Por supuesto que la violencia es condenable, y que hubo episodios que nunca debieron producirse. Dicha esta perogrullada, ¿hace falta un profundo conocimiento de la historia para saber que nadie va a renunciar a las sinecuras que ostenta si no es por una presión social que los haga desistir? Y, en este caso, podría hablarse tanto de la banca como de la clase política que actúa a su servicio, lo que está poniendo de manifiesto, entre otras cosas, la desorientación que vive la izquierda de siglas.

¿Cómo es que nadie se ha preguntado acerca de la ausencia de los sindicatos mayoritarios en estas movilizaciones ciudadanas? ¿A quién defienden en estos momentos, más que a sus intereses y canonjías? ¿Cómo es que no se publicó en la prensa un aluvión de artículos sobre el modo en que fue recibido el señor Cayo Lara cuando tuvo la feliz ocurrencia de acercarse a una de estas concentraciones?

¿Qué defiende la izquierda política y sindical en la España de hoy? ¿Por qué no se pregunta acerca de su falta de sitio en las presentes movilizaciones? ¿Acaso tiene discurso para dar respuesta a lo que está aconteciendo?

Hablamos de una casta política que no se sonroja a la hora de permitir la presencia en las listas electorales de personas salpicadas por casos de corrupción. Y, claro está, no es un problema que afecte a un solo partido político, sino al conjunto.

Y, en otro orden de cosas, ¿cómo es que nadie se pregunte acerca de la orfandad intelectual de este movimiento ciudadano? No hay un Sartre que esté al frente de ello. No hay un solo intelectual que analice este fenómeno desde la independencia y desde la lucidez ¿Dónde están los intelectuales? ¿Existen, o es que los que tal cosa se atribuyen se encuentran atrincherados en el pesebre de turno?
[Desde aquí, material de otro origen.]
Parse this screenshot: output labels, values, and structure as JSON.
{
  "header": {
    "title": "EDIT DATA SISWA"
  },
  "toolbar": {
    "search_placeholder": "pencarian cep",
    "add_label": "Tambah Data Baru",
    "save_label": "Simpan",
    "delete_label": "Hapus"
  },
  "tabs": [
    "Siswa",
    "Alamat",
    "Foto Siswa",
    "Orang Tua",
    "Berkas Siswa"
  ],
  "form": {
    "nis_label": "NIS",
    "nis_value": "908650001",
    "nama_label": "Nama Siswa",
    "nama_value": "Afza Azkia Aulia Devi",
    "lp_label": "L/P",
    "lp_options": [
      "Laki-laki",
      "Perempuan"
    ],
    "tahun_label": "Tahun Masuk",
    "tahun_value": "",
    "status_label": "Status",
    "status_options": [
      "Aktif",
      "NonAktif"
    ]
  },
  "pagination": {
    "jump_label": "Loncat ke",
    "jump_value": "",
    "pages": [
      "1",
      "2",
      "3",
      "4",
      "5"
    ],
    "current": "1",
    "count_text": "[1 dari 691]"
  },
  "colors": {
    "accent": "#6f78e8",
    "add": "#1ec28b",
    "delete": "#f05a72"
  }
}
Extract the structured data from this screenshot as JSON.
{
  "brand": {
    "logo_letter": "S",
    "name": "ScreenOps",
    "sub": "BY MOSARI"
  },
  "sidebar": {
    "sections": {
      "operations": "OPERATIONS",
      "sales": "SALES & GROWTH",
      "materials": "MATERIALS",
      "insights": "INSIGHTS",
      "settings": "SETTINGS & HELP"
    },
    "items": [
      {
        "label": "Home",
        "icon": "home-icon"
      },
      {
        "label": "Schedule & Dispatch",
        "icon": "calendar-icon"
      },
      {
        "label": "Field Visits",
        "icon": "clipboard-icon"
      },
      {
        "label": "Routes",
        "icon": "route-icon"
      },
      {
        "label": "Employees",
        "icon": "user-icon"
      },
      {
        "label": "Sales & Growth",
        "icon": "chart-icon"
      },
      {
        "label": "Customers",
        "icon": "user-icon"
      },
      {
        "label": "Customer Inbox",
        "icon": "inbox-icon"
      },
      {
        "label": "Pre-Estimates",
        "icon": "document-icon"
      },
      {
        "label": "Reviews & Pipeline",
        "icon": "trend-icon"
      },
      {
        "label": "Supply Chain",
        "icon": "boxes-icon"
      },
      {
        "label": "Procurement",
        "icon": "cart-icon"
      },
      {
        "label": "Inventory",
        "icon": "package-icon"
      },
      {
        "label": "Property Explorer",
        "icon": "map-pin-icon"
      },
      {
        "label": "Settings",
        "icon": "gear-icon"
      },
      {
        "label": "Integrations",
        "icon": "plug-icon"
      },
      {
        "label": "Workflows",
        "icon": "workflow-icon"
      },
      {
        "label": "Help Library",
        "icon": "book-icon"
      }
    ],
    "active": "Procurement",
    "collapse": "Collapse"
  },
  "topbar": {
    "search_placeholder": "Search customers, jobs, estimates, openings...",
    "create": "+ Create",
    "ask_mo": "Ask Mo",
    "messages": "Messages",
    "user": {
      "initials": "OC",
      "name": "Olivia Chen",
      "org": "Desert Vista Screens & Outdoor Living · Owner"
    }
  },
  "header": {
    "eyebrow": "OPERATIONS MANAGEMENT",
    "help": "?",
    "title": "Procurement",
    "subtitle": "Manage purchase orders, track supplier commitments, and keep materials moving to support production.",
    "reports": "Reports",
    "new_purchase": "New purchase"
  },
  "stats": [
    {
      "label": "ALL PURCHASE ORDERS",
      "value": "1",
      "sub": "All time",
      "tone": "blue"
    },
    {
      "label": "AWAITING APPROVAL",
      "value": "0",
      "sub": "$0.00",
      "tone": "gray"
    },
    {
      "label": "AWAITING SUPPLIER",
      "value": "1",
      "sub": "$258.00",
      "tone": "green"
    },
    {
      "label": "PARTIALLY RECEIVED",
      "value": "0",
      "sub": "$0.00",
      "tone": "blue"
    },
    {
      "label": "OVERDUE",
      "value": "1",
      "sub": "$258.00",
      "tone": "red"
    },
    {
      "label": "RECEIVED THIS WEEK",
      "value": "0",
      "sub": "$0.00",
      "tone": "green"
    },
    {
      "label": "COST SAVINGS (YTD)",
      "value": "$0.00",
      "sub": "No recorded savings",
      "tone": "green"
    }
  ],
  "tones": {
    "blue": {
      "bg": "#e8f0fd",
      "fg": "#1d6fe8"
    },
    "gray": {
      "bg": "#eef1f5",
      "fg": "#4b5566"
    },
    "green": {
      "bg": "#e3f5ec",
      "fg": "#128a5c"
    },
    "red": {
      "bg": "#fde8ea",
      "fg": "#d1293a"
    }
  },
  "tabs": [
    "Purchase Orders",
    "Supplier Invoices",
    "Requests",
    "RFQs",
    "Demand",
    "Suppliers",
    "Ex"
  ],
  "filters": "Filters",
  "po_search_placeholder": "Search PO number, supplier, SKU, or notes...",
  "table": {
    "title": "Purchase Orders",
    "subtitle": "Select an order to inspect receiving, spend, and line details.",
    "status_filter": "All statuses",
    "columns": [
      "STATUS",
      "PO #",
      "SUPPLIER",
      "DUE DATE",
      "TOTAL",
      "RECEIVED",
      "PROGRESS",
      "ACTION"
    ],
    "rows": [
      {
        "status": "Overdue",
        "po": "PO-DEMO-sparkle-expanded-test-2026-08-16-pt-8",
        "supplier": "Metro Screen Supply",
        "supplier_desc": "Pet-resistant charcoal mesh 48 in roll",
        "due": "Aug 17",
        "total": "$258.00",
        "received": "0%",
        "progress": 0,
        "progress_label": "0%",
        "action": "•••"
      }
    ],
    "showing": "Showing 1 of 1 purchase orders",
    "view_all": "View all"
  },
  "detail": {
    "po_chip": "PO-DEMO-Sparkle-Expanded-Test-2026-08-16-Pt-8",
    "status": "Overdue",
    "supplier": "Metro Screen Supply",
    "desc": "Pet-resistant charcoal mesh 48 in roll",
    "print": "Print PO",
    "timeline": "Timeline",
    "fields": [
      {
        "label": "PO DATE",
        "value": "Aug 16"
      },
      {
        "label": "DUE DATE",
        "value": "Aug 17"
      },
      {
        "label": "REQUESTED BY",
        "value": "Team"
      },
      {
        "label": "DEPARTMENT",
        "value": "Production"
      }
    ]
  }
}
Con la «burbuja inmobiliaria», se hipotecó el futuro de unos jóvenes que decidieron tomar las calles manifestando que se sienten estafados. Puede decirse que su discurso no se sustenta en un pensamiento profundo. Pero no se les puede negar que están cargados de razón (y de razones) ante unos tiempos oscuros y ramplones, que recuerdan la chabacanería a la que Ortega se refirió hablando del latín vulgar: «Los vocablos parecen viejas monedas de cobre, mugrientas y sin rotundidad, como hartas de rodar por las tabernas mediterráneas. ¡Qué vidas evacuadas de sí mismas, desoladas, condenadas a eterna cotidianidad, se adivinan tras este seco artefacto lingüístico!».

Del desapego a la indignación en unos tiempos oscuros y mediocres que no conocen la altura de miras, la pasión por comprender, que sólo entienden de mezquindades y falacias.

¿Cómo no rebelarse, cómo no indignarse?